Downshifting is redefined by the rotary engine, especially when paired with the brilliant close-ratio six-speed gearbox. You can drop the RX-8 into second gear at a speed that would cause almost every other car on the planet to scream, if not explode. This baby revs.
The brakes work well. The fact that the RX-8 is so light, thanks not only to the rotary engine but also to the thoughtful use of aluminum in the hood and rear doors, reduces the stopping distance impressively, with performance comparable to that of the 350Z. When the automatic is equipped with the sport suspension and 18-inch wheels (standard on the manual RX-8), the brake rotors measure a massive 12.7 inches in front and 11.9 inches in rear, with increased ventilation ribs for more resistance to fade.
Out on the open road the RX-8 feels even better. It hugs the pavement progressively, meaning the deeper it gets into a turn the harder it grips, which is wonderfully confidence-inspiring.
The optional Dynamic Stability Control (DSC) works effectively, yet allows the driver to work the tires without intruding. The RX-8 wasn't completely forgiving when driven hard on an autocross circuit. We found with too much throttle the Mazda would understeer (the front tires plowing, and the car going straight instead of turning). When we pushed it still harder, driving like hacks, the DSC would kick in to limit the understeer. What we learned is that the DSC is programmed to tolerate small errors but saves you from the big ones. In other words, it will let you get away with two feet of understeer in a curve, but not six feet.

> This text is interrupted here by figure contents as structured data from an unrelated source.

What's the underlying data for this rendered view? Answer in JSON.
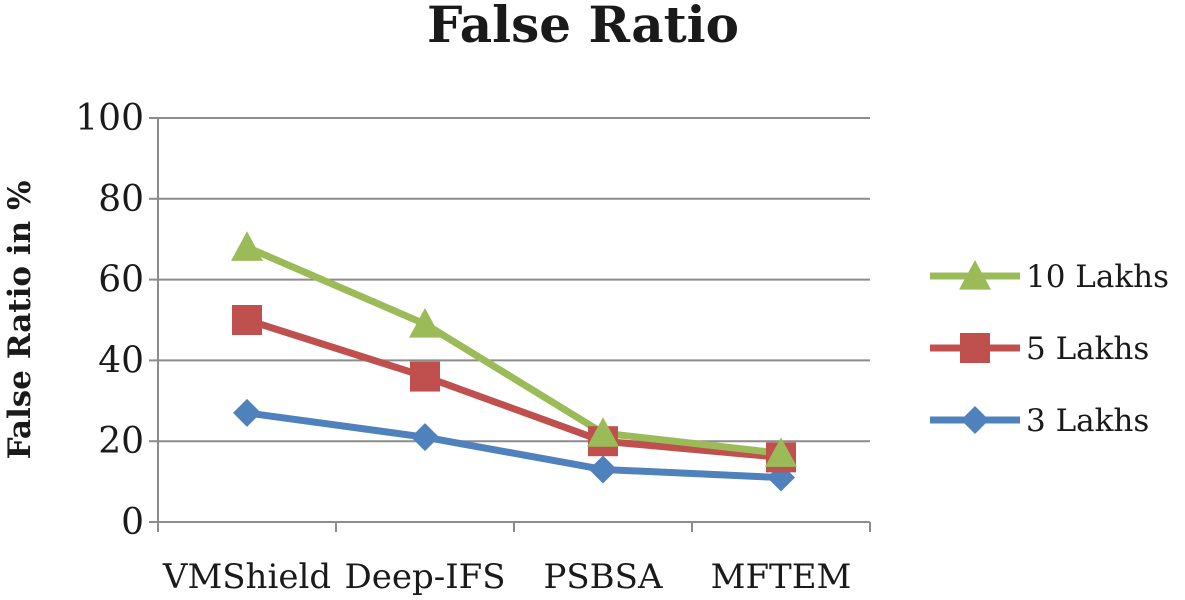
{
  "chart_data": {
    "type": "line",
    "title": "False Ratio",
    "xlabel": "",
    "ylabel": "False Ratio in %",
    "categories": [
      "VMShield",
      "Deep-IFS",
      "PSBSA",
      "MFTEM"
    ],
    "ylim": [
      0,
      100
    ],
    "yticks": [
      "0",
      "20",
      "40",
      "60",
      "80",
      "100"
    ],
    "grid": true,
    "legend_position": "right",
    "series": [
      {
        "name": "10 Lakhs",
        "values": [
          68,
          49,
          22,
          17
        ],
        "color": "#9BBB59",
        "marker": "triangle"
      },
      {
        "name": "5 Lakhs",
        "values": [
          50,
          36,
          20,
          16
        ],
        "color": "#C0504D",
        "marker": "square"
      },
      {
        "name": "3 Lakhs",
        "values": [
          27,
          21,
          13,
          11
        ],
        "color": "#4F81BD",
        "marker": "diamond"
      }
    ]
  }
}
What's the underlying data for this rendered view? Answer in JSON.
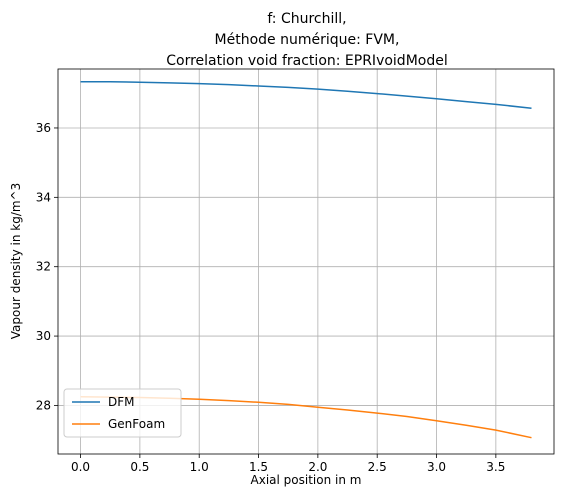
{
  "chart_data": {
    "type": "line",
    "title_lines": [
      "f: Churchill,",
      "Méthode numérique: FVM,",
      "Correlation void fraction: EPRIvoidModel"
    ],
    "xlabel": "Axial position in m",
    "ylabel": "Vapour density in kg/m^3",
    "xlim": [
      -0.19,
      3.99
    ],
    "ylim": [
      26.6,
      37.7
    ],
    "x_ticks": [
      0.0,
      0.5,
      1.0,
      1.5,
      2.0,
      2.5,
      3.0,
      3.5
    ],
    "x_tick_labels": [
      "0.0",
      "0.5",
      "1.0",
      "1.5",
      "2.0",
      "2.5",
      "3.0",
      "3.5"
    ],
    "y_ticks": [
      28,
      30,
      32,
      34,
      36
    ],
    "y_tick_labels": [
      "28",
      "30",
      "32",
      "34",
      "36"
    ],
    "grid": true,
    "legend_position": "lower-left",
    "series": [
      {
        "name": "DFM",
        "color": "#1f77b4",
        "x": [
          0.0,
          0.25,
          0.5,
          0.75,
          1.0,
          1.25,
          1.5,
          1.75,
          2.0,
          2.25,
          2.5,
          2.75,
          3.0,
          3.25,
          3.5,
          3.8
        ],
        "y": [
          37.33,
          37.33,
          37.32,
          37.3,
          37.28,
          37.25,
          37.21,
          37.17,
          37.12,
          37.06,
          36.99,
          36.92,
          36.84,
          36.76,
          36.68,
          36.57
        ]
      },
      {
        "name": "GenFoam",
        "color": "#ff7f0e",
        "x": [
          0.0,
          0.25,
          0.5,
          0.75,
          1.0,
          1.25,
          1.5,
          1.75,
          2.0,
          2.25,
          2.5,
          2.75,
          3.0,
          3.25,
          3.5,
          3.8
        ],
        "y": [
          28.25,
          28.24,
          28.23,
          28.21,
          28.18,
          28.14,
          28.09,
          28.03,
          27.95,
          27.87,
          27.78,
          27.68,
          27.56,
          27.43,
          27.29,
          27.07
        ]
      }
    ]
  }
}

And when DSC does take over, it uses the brakes, slowing one or more wheels as needed to correct the imbalance. The electronic stability control systems in some other cars correct skidding by closing the throttle, which skilled drivers find intrusive. The RX-8's DSC will eventually cut the throttle too, but not so early that it frustrates you.
When we switched the DSC off, we discovered two things that together seem paradoxical: how good the DSC is (because we could barely feel it when it was on), and how superb the balance of the RX-8 is when driven in its natural state.
The Mazda RX-8 is a unique sports car. Its four-seat, four-door configuration is an original design that works. The rotary engine is super smooth, simple, high-revving and almost indestructible. It's complemented by a beautiful six-speed gearbox and great brakes. The RX-8 is a great sports car with an innovative approach and admirable engineering.
NewCarTestDrive.com correspondent Sam Moses filed this report from Irvine, California, with Mitch McCullough reporting from Los Angeles.